‘Ik wil het toch anders!’ zeg ik. ‘O ja?’ de Schrijver kijkt mij met pretlichtjes in Zijn ogen aan. Zenuwachtig wiebel ik op mijn voeten. ‘Ja, en ik weet heus wel wat Je gaat zeggen: je wilde deze rol zelf, je stond smekend voor me en Je had me nog zo gewaarschuwd.’ Ik sla mijn armen over elkaar. ‘Dat ga Ik helemaal niet zeggen,’ zegt de Schrijver. ‘Want dat weet je zelf heel goed. Maar Ik ben wel heel nieuwsgierig waarom je van gedachten bent veranderd.’

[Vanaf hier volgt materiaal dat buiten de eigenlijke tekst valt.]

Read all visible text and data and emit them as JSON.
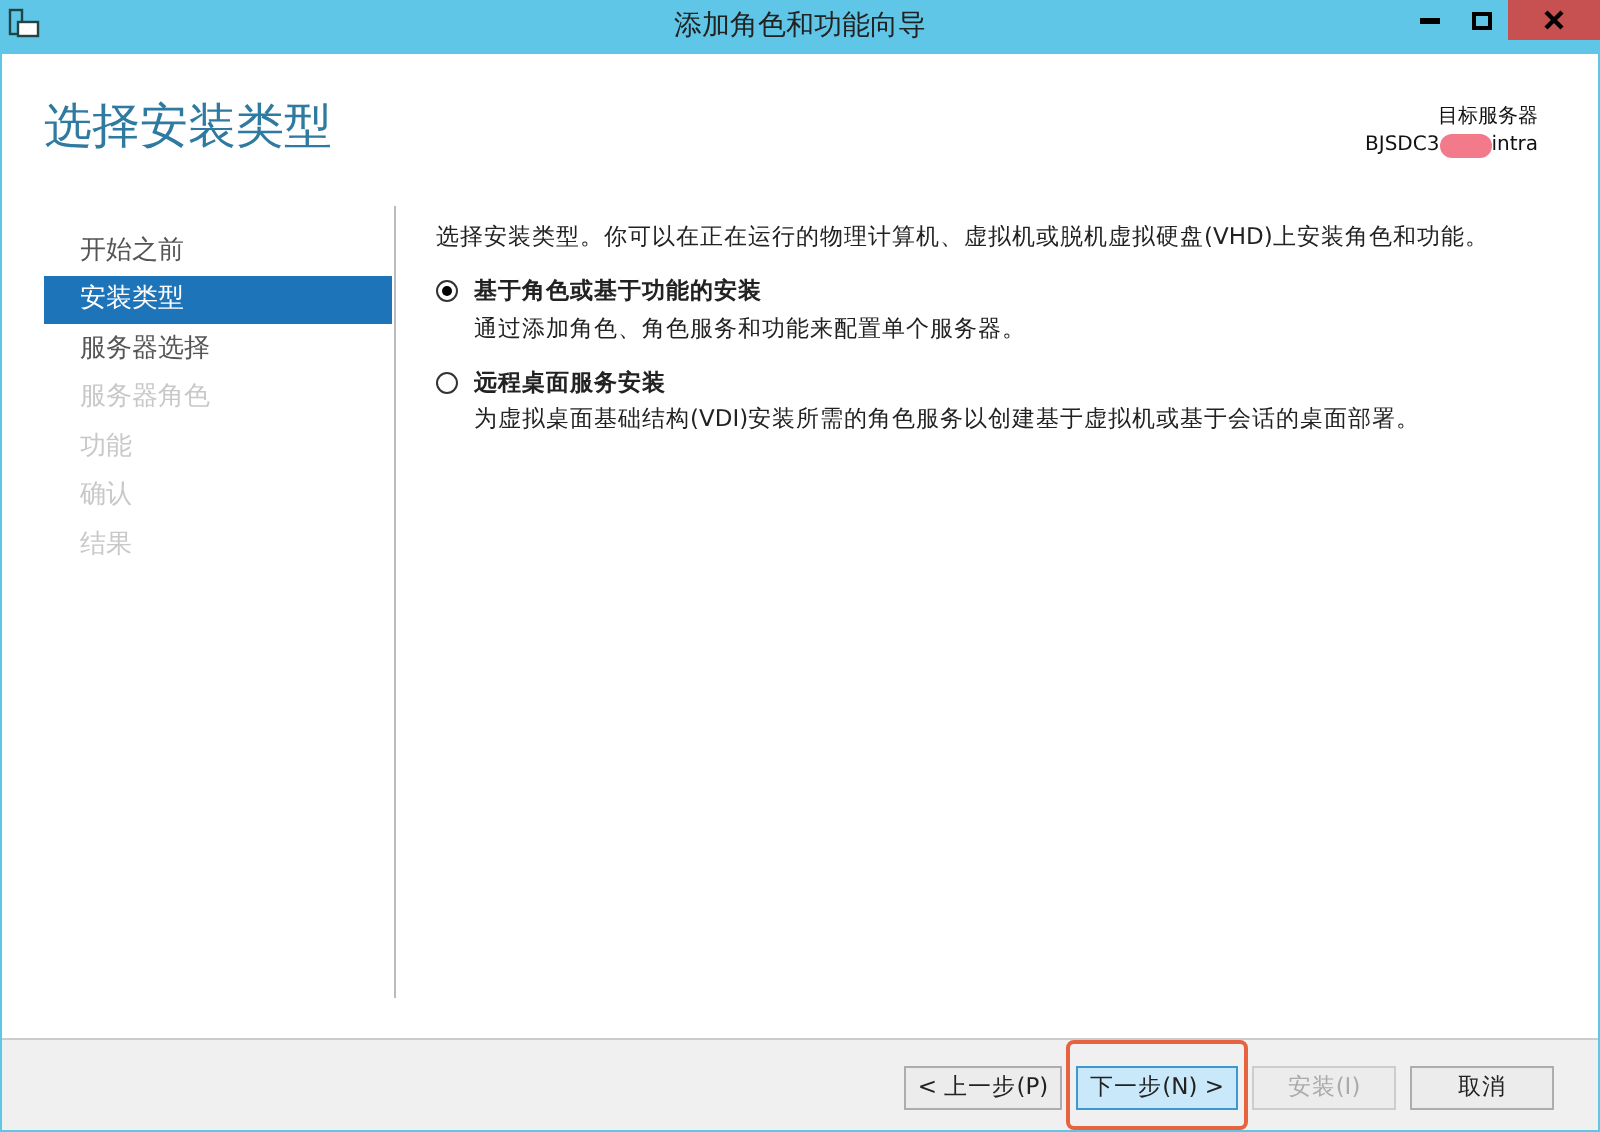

Een aantal maanden geleden hadden we een soortgelijk gesprek. Ik wilde het inderdaad anders. Ik was het niet eens met het script en de rol die ik toebedeeld kreeg. In mijn ogen hadden de andere spelers allemaal een glansrol – sterk, onafhankelijk, stoer, gezond – en ik wilde dat ook.
Dus ik eiste een andere rol. Ik stond erop! Ja, de Schrijver waarschuwde me er nog voor dat je een personage niet zomaar kunt veranderen, maar ik wilde het. En ik kreeg het. En toen kreeg ik de deksel op mijn neus. Je kunt een personage niet koste wat het kost in een bepaalde rol gieten. En daarom was ik nu weer hier.
Ik zucht en plof neer op de stoel die de Schrijver me toeschuift. ‘Vertel,’ zegt Hij nogmaals. Alsof Hij het niet zou weten, Hij is tenslotte de Schrijver. Maar ik weet ook dat ik er niet vanaf kom zonder het zelf te vertellen.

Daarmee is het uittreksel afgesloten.